Between Ontario and Quebec deep freezes, the Maritime snowpocalypse, and British Columbia's early spring, February was a month of extreme weather.

In general, temperatures across Quebec and southern Ontario were seven to nine degrees colder than the historic averages.

Quebec experienced the coldest February since at least 1889 — for example, Montreal recorded an average temperature of –14.9 C, compared to an average of –8.5 C.

Other parts of the province fared even worse, with Quebec City reporting a temperature of –17.8 C.

Environment Canada meteorologist Maxime Desharnais says it was the persistent cold and wind that set this year apart.

He said a jet stream of frigid air from the Northwest Territories kept a cold air mass trapped over parts of Ontario and Quebec for most of the month.

"The physics of the atmosphere just meant it took a long time to move," he said.

Ottawa recorded its coldest-ever February, with an average temperature of -16.8 C, shattering the former record set in 1979.

In Toronto, it was the first February in 75 years where the temperature did not climb above the freezing mark.
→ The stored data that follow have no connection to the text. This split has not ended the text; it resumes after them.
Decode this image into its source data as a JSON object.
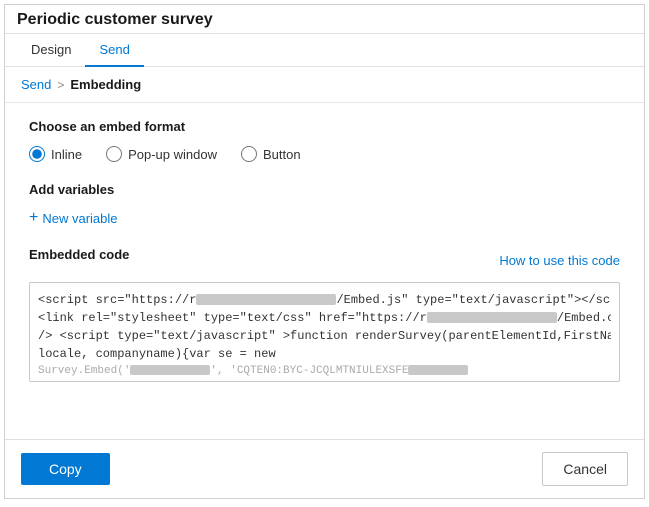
{
  "title": "Periodic customer survey",
  "nav": {
    "tabs": [
      {
        "label": "Design",
        "active": false
      },
      {
        "label": "Send",
        "active": true
      }
    ]
  },
  "breadcrumb": {
    "parent": "Send",
    "separator": ">",
    "current": "Embedding"
  },
  "embed_format": {
    "section_label": "Choose an embed format",
    "options": [
      {
        "label": "Inline",
        "value": "inline",
        "checked": true
      },
      {
        "label": "Pop-up window",
        "value": "popup",
        "checked": false
      },
      {
        "label": "Button",
        "value": "button",
        "checked": false
      }
    ]
  },
  "variables": {
    "section_label": "Add variables",
    "new_variable_label": "New variable"
  },
  "embedded_code": {
    "section_label": "Embedded code",
    "how_to_label": "How to use this code",
    "code_lines": [
      "<script src=\"https://r[redacted]/Embed.js\" type=\"text/javascript\"></script>",
      "<link rel=\"stylesheet\" type=\"text/css\" href=\"https://r[redacted]/Embed.css\" />",
      "<script type=\"text/javascript\" >function renderSurvey(parentElementId,FirstName, LastName, locale, companyname){var se = new",
      "Survey.Embed('[redacted]', 'CQTEN0:BYC-JCQLMTNIULEXSFECD...')"
    ]
  },
  "actions": {
    "copy_label": "Copy",
    "cancel_label": "Cancel"
  }
}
Maritimers spent most of the month digging out after record snowfalls. Both Halifax and Moncton recorded more than double the average amount of snow for the month.

However, it was Charlottetown that made national and international news after being buried under 222.8 cm of snow, including nearly 90 cm in a single storm that hit PEI's capital on February 16th.

By comparison, residents of British Columbia's lower mainland have had reason to gloat as they experienced weather that was comparatively springlike.

The province as a whole was 3-5 degrees warmer than normal, which Desharnais says is "very significant." Vancouver recorded an average temperature of 7.5 C, with temperatures climbing to 14 C on some days in February.